Always plant corn and soybeans based on soil and environmental conditions, not emotions. Too many farmers time their decisions around arbitrary dates, and that can be an expensive mistake, says Chris Barron, an Iowa producer with Ag View Solutions.
"We don't want the calendar to dictate a lot of the things we're thinking through," Barron explains. "Don't let that cause us to go out and do some things in terms of conditions that might be costly."
For example, suppose a farm makes five mistakes:
- It plants crops when soil conditions are too cold.
- It plants crops when soils are too moist.
- It leaves tracks in moist fields, resulting in NH3 loss.
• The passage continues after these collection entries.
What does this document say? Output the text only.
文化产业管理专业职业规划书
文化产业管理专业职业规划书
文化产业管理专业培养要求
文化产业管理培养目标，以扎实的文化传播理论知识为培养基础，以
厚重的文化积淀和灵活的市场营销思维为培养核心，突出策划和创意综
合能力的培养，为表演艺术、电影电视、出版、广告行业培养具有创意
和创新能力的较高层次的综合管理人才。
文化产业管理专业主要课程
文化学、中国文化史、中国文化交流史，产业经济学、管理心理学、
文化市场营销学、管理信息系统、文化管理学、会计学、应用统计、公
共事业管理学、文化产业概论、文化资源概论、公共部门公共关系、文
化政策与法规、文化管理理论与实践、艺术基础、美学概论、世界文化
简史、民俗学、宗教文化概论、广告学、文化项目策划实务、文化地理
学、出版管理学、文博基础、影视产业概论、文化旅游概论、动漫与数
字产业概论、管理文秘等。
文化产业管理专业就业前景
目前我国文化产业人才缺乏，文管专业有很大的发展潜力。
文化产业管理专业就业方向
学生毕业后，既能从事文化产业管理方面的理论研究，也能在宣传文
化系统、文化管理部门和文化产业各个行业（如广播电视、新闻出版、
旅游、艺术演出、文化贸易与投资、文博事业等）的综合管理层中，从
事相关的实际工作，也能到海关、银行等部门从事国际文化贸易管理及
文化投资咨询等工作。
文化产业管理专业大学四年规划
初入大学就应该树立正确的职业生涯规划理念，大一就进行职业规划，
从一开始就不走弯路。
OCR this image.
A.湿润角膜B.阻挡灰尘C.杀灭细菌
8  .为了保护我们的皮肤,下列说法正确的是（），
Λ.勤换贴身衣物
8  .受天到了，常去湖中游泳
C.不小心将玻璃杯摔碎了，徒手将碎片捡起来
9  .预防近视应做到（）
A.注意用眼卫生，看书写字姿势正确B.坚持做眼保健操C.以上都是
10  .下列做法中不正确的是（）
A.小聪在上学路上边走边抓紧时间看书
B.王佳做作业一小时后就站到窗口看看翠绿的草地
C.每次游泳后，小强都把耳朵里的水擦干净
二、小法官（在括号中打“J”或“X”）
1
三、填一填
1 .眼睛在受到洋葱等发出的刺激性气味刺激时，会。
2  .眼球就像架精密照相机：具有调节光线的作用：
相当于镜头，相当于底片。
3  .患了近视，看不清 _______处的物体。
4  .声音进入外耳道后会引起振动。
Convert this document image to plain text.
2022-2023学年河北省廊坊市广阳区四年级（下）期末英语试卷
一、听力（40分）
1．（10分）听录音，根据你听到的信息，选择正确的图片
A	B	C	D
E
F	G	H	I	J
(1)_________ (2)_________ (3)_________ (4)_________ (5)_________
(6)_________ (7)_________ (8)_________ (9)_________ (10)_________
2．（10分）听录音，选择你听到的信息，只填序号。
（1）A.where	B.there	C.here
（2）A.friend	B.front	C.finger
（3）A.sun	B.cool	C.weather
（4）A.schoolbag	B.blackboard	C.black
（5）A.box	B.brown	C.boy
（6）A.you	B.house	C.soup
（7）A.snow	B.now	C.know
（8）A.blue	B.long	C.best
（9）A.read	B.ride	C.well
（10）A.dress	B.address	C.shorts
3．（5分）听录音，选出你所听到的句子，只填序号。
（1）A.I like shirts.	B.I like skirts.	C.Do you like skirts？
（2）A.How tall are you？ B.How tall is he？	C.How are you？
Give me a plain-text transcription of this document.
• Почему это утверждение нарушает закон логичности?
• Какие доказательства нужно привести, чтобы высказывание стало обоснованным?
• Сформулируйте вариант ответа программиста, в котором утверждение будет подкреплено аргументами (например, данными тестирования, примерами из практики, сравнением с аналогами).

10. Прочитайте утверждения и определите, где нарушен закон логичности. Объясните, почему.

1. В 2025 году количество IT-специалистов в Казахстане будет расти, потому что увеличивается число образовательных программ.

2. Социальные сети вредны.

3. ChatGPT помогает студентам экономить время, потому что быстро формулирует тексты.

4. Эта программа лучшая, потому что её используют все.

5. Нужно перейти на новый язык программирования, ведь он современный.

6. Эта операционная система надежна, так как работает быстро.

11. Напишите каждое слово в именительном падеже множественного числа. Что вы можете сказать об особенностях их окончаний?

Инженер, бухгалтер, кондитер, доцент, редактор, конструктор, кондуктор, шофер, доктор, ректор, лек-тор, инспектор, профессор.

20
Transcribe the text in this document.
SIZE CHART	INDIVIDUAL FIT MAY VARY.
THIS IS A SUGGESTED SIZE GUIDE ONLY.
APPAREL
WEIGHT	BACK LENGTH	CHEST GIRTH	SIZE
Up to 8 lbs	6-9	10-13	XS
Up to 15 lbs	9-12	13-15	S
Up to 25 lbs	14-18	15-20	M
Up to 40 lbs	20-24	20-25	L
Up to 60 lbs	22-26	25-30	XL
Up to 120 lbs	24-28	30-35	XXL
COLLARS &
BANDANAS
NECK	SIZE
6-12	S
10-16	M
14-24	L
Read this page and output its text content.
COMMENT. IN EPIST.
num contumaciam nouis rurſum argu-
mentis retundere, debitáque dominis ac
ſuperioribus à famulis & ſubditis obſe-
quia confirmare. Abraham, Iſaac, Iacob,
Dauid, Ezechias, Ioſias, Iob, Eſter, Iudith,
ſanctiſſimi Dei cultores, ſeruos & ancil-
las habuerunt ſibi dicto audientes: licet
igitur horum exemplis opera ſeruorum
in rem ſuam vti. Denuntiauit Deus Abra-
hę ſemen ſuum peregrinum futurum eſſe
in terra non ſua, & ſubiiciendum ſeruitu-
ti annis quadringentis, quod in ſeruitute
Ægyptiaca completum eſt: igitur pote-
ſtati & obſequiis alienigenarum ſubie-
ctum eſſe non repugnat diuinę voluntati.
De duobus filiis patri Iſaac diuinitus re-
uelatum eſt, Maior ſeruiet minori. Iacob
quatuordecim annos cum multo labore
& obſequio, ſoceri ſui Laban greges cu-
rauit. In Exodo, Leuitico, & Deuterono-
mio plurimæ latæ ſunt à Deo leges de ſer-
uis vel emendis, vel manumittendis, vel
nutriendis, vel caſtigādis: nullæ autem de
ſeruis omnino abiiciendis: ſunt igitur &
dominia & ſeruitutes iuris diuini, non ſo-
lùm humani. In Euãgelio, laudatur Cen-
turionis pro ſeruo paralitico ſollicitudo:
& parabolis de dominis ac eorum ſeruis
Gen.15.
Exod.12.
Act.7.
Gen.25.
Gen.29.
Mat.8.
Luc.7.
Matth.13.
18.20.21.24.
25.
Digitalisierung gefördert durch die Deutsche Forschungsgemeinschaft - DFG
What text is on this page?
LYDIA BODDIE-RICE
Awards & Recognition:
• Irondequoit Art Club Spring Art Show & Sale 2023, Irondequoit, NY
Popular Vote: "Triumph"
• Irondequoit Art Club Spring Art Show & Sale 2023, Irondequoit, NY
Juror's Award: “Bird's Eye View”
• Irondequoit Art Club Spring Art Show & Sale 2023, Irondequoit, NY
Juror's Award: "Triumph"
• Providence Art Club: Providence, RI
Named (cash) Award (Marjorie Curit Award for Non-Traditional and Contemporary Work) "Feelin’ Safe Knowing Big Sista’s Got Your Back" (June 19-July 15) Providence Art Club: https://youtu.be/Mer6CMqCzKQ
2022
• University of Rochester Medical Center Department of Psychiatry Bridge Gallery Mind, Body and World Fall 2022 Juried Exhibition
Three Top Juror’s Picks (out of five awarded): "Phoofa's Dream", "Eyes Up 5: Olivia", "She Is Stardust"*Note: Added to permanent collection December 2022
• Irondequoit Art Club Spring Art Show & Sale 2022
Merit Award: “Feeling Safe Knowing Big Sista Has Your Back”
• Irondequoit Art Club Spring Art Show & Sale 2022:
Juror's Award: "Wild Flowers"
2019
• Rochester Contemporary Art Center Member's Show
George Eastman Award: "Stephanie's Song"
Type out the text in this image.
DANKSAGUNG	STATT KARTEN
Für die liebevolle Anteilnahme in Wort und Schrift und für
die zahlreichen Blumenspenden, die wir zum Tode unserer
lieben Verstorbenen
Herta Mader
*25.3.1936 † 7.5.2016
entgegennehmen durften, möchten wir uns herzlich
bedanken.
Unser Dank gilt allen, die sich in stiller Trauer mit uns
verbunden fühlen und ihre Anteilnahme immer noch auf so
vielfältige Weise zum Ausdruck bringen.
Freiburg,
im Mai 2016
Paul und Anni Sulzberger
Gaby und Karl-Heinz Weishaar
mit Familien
- It creates compaction during tillage.
- It creates compaction during planting.
Now imagine the farm averages 200 bu. per acre and earns $4 an bushel. If each of those five poor decisions creates 1% in yield loss, for a total of 5% overall loss, the farm would lose 10 bu. per acre. The resulting financial penalty would be $40 per acre, Barron points out.
That means while it's important to know when planting season can begin and end in terms of crop insurance and prevent planting, respectively, it's more important to understand whether conditions are conducive to planting."We're talking real money," Barron says.
Rest assured most farmers will get between 30 and 40 days of optimal planting time to achieve all yield potential, Barron says, and up to 10 additional days on either side of that window to achieve close to 99% yield potential.